Another goal is to allow technology to be used outside the sleep room. For example, hospitals that can help monitor awake in coma patients and more accurately diagnose sleep disorders. Therefore, pupils like the windows of the brain can pave the way for new opportunities in sleep medicine and neuroscience.
Research news about this sleep and brain activity
Author: Marianne Lucian
Source: ETH Zurich
Contact: Marianne Lucien – Eth Zurich
Image: Image credited to Neuroscience News
Original research: Open access.
“Pupil size reveals variation in human sleep awakening levels,” says Sarah Meissner et al. Natural Communication
Abstract
Pupil size reveals variation in human sleep awakening levels
Recent animal studies have revealed complex dynamics of arousal levels that are important to maintain proper sleep resilience and memory integration.
In humans, changes in arousal levels are considered to be a critical feature of healthy and pathological sleep, but tracking fluctuations in arousal levels is methodologically challenging.
Here, we measured pupil size, an established indicator of arousal level, by safely taping the right eye during overnight sleep and testing whether pupil size affects cortical response to auditory stimuli.

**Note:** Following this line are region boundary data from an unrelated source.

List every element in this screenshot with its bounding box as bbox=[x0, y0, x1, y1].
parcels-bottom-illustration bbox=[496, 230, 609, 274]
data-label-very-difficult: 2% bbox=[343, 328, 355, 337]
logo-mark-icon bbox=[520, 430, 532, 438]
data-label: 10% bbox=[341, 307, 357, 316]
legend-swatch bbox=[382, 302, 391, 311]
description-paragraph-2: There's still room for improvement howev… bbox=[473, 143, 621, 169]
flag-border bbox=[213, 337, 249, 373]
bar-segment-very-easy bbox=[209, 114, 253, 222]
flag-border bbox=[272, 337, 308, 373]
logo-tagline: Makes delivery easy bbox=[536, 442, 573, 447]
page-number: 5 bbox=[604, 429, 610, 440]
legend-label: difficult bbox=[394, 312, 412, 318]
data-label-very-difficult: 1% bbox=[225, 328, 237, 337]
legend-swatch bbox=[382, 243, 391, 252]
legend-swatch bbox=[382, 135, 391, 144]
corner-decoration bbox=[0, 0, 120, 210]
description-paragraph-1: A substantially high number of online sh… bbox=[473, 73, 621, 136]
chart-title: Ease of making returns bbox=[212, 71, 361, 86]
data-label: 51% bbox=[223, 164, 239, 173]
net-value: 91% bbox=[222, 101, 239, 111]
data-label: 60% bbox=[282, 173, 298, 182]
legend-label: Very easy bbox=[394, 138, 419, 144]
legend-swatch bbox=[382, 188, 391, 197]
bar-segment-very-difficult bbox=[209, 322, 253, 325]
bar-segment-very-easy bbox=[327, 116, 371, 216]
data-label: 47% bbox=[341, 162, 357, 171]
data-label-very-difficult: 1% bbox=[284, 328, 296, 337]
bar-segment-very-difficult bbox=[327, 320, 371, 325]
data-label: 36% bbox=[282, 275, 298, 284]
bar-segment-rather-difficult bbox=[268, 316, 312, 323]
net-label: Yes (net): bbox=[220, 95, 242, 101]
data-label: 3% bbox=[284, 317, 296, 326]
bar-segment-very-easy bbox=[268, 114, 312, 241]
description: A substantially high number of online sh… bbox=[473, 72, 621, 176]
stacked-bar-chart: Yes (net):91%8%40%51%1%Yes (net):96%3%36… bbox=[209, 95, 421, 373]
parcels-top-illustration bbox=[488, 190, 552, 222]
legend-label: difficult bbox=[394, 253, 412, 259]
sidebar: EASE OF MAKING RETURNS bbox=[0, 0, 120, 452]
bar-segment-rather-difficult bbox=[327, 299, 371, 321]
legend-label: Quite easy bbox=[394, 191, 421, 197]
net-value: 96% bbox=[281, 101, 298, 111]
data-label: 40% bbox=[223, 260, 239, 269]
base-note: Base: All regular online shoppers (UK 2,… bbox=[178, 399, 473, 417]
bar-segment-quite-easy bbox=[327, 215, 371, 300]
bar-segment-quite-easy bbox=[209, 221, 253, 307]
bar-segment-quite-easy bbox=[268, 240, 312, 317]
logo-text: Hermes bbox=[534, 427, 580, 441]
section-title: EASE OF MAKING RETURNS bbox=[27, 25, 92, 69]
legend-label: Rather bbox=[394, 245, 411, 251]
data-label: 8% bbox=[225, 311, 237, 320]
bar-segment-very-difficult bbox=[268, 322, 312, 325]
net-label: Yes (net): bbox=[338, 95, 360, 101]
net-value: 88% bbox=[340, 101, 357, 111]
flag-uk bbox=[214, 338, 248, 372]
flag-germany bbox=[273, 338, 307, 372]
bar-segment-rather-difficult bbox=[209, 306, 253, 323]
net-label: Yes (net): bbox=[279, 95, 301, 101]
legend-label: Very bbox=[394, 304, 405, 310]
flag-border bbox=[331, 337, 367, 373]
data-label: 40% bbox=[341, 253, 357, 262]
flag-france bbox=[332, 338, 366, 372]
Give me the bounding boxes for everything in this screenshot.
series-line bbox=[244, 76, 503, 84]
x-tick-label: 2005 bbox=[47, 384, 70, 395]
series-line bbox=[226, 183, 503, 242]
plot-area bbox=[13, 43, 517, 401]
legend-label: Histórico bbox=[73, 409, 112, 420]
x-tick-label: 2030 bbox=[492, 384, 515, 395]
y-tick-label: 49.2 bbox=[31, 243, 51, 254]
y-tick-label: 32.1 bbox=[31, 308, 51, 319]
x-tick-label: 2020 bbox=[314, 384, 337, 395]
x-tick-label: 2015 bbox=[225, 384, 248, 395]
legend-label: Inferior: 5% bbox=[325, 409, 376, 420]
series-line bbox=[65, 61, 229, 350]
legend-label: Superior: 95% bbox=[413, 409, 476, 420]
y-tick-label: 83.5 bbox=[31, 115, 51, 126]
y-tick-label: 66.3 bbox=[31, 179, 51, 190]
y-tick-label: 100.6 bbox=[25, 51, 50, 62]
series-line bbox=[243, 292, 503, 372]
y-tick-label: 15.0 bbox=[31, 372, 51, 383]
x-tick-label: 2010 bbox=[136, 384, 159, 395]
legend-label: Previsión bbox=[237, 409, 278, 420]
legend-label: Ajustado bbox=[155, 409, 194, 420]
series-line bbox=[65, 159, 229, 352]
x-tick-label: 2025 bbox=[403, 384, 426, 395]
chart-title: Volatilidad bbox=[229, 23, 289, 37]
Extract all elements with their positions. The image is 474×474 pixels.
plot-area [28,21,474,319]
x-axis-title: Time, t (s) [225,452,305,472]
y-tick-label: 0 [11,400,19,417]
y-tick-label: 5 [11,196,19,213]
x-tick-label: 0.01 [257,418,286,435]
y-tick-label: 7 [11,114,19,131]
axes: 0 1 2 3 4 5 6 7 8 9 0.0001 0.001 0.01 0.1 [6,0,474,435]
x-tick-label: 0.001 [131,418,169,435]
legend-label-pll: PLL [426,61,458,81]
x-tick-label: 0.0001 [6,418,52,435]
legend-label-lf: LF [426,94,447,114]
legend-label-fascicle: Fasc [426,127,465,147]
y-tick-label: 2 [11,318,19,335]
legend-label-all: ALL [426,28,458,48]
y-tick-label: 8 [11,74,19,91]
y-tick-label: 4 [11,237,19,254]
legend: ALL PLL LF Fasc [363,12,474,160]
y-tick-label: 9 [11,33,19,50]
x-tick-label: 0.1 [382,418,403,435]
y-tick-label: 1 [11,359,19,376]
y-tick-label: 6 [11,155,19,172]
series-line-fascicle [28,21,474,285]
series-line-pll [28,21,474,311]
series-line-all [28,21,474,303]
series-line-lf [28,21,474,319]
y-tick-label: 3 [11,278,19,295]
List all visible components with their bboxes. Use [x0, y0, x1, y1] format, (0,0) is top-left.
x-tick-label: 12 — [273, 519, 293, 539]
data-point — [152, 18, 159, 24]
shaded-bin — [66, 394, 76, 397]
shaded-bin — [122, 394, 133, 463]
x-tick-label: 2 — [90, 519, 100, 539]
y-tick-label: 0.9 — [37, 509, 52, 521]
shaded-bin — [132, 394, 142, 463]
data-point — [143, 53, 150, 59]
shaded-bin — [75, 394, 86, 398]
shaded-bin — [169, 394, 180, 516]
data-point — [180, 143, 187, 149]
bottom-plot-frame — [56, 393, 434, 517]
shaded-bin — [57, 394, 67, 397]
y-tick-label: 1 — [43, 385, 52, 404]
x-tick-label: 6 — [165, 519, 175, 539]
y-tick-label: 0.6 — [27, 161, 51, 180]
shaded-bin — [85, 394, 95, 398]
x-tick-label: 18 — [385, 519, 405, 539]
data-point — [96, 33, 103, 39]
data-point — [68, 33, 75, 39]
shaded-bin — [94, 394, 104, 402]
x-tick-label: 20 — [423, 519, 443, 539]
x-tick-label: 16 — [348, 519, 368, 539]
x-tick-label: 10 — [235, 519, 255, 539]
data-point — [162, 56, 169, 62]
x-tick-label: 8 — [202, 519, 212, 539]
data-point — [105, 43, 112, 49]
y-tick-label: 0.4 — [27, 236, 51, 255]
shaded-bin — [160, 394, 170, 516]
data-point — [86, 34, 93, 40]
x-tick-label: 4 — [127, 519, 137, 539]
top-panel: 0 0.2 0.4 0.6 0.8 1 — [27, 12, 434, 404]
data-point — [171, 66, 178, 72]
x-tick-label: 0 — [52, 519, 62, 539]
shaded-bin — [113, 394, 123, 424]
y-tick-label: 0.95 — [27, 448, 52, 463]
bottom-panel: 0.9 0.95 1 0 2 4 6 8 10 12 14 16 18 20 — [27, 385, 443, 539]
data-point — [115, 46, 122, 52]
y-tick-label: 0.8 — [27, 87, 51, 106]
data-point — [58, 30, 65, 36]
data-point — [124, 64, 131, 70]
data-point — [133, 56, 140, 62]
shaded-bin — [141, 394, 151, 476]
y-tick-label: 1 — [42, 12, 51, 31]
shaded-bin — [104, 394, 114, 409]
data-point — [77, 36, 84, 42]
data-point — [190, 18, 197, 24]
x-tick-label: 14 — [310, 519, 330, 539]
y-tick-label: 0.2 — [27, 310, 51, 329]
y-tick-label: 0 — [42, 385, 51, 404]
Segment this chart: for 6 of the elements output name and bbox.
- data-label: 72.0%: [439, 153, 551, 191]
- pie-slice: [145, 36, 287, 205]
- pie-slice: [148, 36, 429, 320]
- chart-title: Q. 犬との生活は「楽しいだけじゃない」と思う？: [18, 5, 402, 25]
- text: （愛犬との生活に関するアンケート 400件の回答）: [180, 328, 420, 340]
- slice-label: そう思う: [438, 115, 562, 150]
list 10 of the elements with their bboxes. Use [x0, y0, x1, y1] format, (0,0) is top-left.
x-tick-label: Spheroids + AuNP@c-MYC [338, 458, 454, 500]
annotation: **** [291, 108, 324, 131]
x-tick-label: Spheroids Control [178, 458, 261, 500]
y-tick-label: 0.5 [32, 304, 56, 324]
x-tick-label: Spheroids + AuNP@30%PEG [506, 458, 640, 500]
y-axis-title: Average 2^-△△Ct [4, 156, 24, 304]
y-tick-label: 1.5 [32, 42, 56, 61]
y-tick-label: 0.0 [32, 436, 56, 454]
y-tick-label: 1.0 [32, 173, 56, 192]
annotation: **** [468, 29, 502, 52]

We show that pupil size dynamics vary as a function of important sleep events across different time scales. In particular, our results show that student size is inversely proportional to the development of sleep spindle masses, a marker of sleep resilience.
Furthermore, pupil sizes that affect elicited responses were found prior to auditory stimulation, particularly at delta power, a marker of some resilient and regenerative functions of sleep.
Recording student size dynamics provides insight into the interaction of wakefulness levels and sleep vibrations.